If it’s a larger audience the WSL wants, than events like the Jaws Challenge may be the future of the sport. Roughly 9,500 people watched six ladies take on Jaws this morning in the final of the Women’s Big Wave Tour Pe’ahi event, while elsewhere on the island of Maui, with a world title on the line at a groomed-looking Honolua Bay, Steph Gilmore and co were averaging a measly 1,300 viewers. And they were at least making their waves, but such is the allure of violence.
And violence is probably the best way to describe what happened this morning. In a sixty minute final, in conditions that I’d feel like a kook even trying to put a size to other than to say it was big and ugly and fucking terrifying, only seven waves were ridden, and just one of them—just one single wave—was completed. But that didn’t make the spectacle any less captivating.
Keala Kennelly, a woman who’s been sending it and eating it and surviving nonetheless for the better part of two decades, kicked off proceedings by getting thoroughly mauled on a late, deep, nightmare of a take-off. It was fantastic to watch, the vicarious tingle of nerves and emotions running through me while I stared at the screen more visceral than anything I’ve felt watching professional surfing this year. The usually hateful and impossible to please Facebook commenters were in agreeance, too. Hearts and thumb-up raced up the side of the screen and the comments, aside from the odd dumb and misogynistic piece of criticism, were almost unwaveringly awestruck and amazed. This shit is crazy! These chicks are tapped!
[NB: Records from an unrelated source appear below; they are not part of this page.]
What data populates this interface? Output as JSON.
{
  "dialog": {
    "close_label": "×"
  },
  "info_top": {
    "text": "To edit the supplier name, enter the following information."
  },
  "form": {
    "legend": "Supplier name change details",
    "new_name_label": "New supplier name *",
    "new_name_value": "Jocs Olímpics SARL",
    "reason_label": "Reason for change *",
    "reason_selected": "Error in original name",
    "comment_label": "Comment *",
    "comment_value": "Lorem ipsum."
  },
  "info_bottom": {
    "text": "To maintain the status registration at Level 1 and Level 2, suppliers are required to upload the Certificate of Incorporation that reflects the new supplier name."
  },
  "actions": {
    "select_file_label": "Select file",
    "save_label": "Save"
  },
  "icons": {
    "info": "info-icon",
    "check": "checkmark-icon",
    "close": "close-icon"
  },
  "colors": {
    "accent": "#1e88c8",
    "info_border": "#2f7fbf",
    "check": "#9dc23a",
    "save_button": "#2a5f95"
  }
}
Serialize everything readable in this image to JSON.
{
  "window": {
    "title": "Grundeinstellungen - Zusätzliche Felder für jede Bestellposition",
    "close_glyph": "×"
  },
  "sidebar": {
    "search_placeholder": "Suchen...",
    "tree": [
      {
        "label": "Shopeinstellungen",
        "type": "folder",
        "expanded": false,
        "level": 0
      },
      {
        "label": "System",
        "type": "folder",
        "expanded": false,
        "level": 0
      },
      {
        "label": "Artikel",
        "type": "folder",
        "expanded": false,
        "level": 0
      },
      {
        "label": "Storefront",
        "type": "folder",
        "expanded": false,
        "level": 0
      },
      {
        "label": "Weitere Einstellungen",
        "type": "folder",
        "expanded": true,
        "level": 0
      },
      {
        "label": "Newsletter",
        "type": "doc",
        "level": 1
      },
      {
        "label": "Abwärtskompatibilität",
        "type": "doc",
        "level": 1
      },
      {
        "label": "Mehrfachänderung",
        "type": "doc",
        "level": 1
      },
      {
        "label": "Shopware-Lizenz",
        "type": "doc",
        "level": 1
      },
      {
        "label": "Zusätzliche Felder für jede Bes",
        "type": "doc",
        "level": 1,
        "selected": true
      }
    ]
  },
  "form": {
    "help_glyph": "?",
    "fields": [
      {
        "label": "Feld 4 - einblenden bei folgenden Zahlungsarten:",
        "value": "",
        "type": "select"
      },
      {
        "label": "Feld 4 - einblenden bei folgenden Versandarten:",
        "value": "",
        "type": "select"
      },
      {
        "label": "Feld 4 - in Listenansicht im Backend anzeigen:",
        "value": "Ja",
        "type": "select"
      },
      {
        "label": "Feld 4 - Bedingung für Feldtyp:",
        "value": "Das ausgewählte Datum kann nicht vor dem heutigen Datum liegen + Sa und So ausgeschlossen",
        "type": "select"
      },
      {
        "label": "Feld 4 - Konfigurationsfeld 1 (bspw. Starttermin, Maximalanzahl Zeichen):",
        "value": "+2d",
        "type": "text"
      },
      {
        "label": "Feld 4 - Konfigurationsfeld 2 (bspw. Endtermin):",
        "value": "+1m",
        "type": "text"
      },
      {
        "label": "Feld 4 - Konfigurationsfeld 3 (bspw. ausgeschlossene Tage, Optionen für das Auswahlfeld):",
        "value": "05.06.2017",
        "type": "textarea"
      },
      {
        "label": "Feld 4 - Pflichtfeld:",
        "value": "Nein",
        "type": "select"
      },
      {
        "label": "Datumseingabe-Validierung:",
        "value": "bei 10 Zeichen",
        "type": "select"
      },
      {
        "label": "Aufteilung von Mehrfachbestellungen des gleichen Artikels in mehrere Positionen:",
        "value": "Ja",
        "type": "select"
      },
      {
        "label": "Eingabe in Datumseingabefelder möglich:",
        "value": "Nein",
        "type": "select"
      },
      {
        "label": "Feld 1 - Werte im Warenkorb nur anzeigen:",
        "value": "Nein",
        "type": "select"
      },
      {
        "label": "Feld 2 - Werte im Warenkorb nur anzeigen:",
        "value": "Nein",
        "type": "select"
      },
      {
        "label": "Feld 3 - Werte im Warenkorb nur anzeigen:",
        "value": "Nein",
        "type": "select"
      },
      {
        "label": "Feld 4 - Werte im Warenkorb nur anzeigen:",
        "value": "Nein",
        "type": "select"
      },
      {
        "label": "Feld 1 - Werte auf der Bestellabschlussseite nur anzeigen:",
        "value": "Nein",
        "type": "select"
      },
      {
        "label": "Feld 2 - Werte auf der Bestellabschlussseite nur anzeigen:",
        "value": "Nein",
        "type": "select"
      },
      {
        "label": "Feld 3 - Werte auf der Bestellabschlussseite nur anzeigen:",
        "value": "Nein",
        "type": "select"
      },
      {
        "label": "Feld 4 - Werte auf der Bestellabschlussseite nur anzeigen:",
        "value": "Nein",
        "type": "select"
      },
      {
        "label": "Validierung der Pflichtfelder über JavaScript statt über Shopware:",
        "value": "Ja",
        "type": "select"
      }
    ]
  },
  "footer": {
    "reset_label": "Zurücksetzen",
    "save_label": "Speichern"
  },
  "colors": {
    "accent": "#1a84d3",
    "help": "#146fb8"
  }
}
More wipeouts followed, all of them intense and amazing. A jet ski was swallowed in the midst of picking up one of the girls, bouncing all the way in to be left desolate and ruined on the rocks. Hawaiian Emily Erickson shoulder-hopped a wave to land the highest single score and only completed ride of the final. Thankfully the judges didn’t go too high because it would’ve seemed an injustice after what Keala and a couple of the other girls had tried to take off on. Then last year’s winner, Paige Alms, decided to put herself in the mix. She paddled hard for a monster that moved too fast, with too much offshore gusting up the face, and was ultimately left no choice but to plummet boardless fifteen or twenty feet down the face. Again, it was hard to watch and hard to look away from, always a good indication you’re witnessing something special.
Late in the piece, with Brazilian Andrea Moller holding down the lead thanks to two beatings, Keala again took off on a wave that didn’t want to be ridden. She grabbed her rail and dropped in late, the wind getting under her board and bucking it sideways, the old cowgirl trying to hold on to no avail. Another hideous wipeout. Enough of a score to put her where she deserved to be. The clock counted down. Emily Erickson needed simply to take off on another wave to take the win, but it wasn’t to be. Keala Kennelly won and rightfully so, the hardest-charging woman in a field of women who, even to be out there in those kind of conditions, helped redefine the limitations of the sport.
Of course there’ll be those in the wash-up who’ll say that the women weren’t up to scratch, that the fact that the majority of the final was comprised of wipe-outs and that two girls didn’t catch waves is proof of that, but it seems a cynical line to take. What seems more relevant, more impressive, is that a group of girls were willing to paddle out in conditions that could’ve killed anyone, man or woman, and the world was stoked to watch.